O incrível é que o jogo tinha tudo pra dar certo e ser ainda mais famoso que Mortal Kombat, seu roteiro foi produzido por Bob Gale, o mesmo roteirista de De Volta Para o Futuro, ao que parece, Tattoo Asassins veio de um esboço de roteiro de um futuro filme de Gale, que foi transformado em jogo quando ele apresentou o esboço para o presidente da Data East, segundo a revista Older Games, os dois eram amigos e uma coisa levou a outra, um dos Faltalities do jogo, aliás, era o carro Delorian, do filme De Volta Para o Futuro, atropelando o adversário.
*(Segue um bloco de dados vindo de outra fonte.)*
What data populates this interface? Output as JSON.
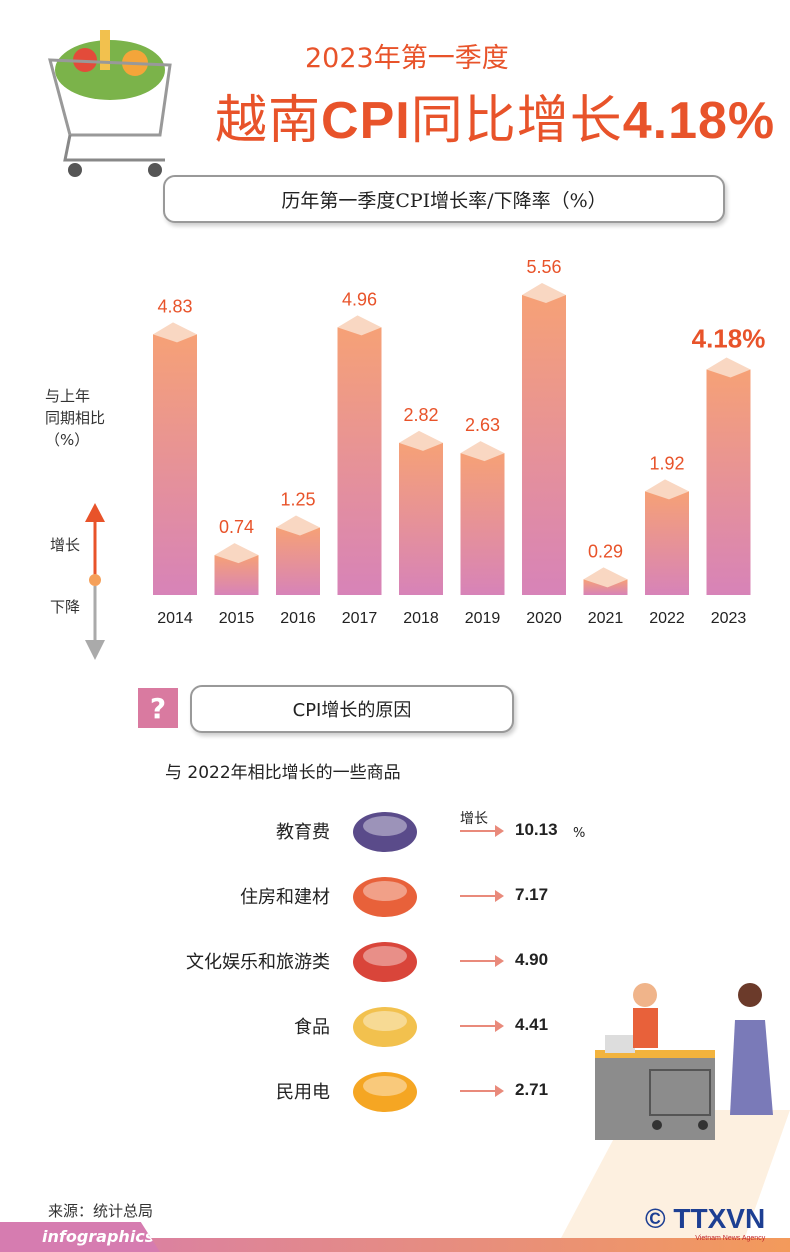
{
  "header": {
    "subtitle": "2023年第一季度",
    "title_pre": "越南",
    "title_cpi": "CPI",
    "title_mid": "同比增长",
    "title_val": "4.18%"
  },
  "chart_data": {
    "type": "bar",
    "title": "历年第一季度CPI增长率/下降率（%）",
    "categories": [
      "2014",
      "2015",
      "2016",
      "2017",
      "2018",
      "2019",
      "2020",
      "2021",
      "2022",
      "2023"
    ],
    "values": [
      4.83,
      0.74,
      1.25,
      4.96,
      2.82,
      2.63,
      5.56,
      0.29,
      1.92,
      4.18
    ],
    "labels": [
      "4.83",
      "0.74",
      "1.25",
      "4.96",
      "2.82",
      "2.63",
      "5.56",
      "0.29",
      "1.92",
      "4.18%"
    ],
    "ylabel": "与上年同期相比（%）",
    "ylim": [
      0,
      5.56
    ],
    "legend": {
      "up": "增长",
      "down": "下降"
    },
    "colors": {
      "bar_top": "#f6a176",
      "bar_bottom": "#d783b8",
      "cap": "#f9d7c2",
      "label": "#e8532a"
    }
  },
  "ylabel_lines": [
    "与上年",
    "同期相比",
    "（%）"
  ],
  "reasons": {
    "title": "CPI增长的原因",
    "subtitle": "与 2022年相比增长的一些商品",
    "increase_label": "增长",
    "unit": "%",
    "items": [
      {
        "label": "教育费",
        "value": "10.13",
        "icon": "graduation-cap-books-icon"
      },
      {
        "label": "住房和建材",
        "value": "7.17",
        "icon": "brick-icon"
      },
      {
        "label": "文化娱乐和旅游类",
        "value": "4.90",
        "icon": "popcorn-movie-icon"
      },
      {
        "label": "食品",
        "value": "4.41",
        "icon": "food-plate-icon"
      },
      {
        "label": "民用电",
        "value": "2.71",
        "icon": "light-bulb-plug-icon"
      }
    ]
  },
  "footer": {
    "source": "来源：统计总局",
    "site": "infographics.vn",
    "logo": "TTXVN",
    "logo_sub": "Vietnam News Agency",
    "copyright": "©"
  }
}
A atriz que interpretava Lyla Blue era a mulher do guitarrista Slash do Guns and Roses. Dois dos produtores de Mortal Kombat, Carlos e Daniel Pesina, que trabalharam na Midway (produtora de Mortal Kombat), fizeram parte da produção de Tattoo Assassins, segundo a Wikipédia, em vista disso, Jhonny Cage, (produzido por Daniel Pesina) e Rayden (Carlos Pesina) foram excluídos de Mortal Kombat 3.

Em fim, uma série de fatores fizeram com que Tattoo Assassins fosse um jogo falho antes mesmo de ser lançado, dentre vários atrasos na entrega, só um protótipo foi lançado, fora boatos de que existem duas máquinas com a versão final do jogo.
É isso aí pessoal, até semana que vem com mais uma matéria estranha pra vocês.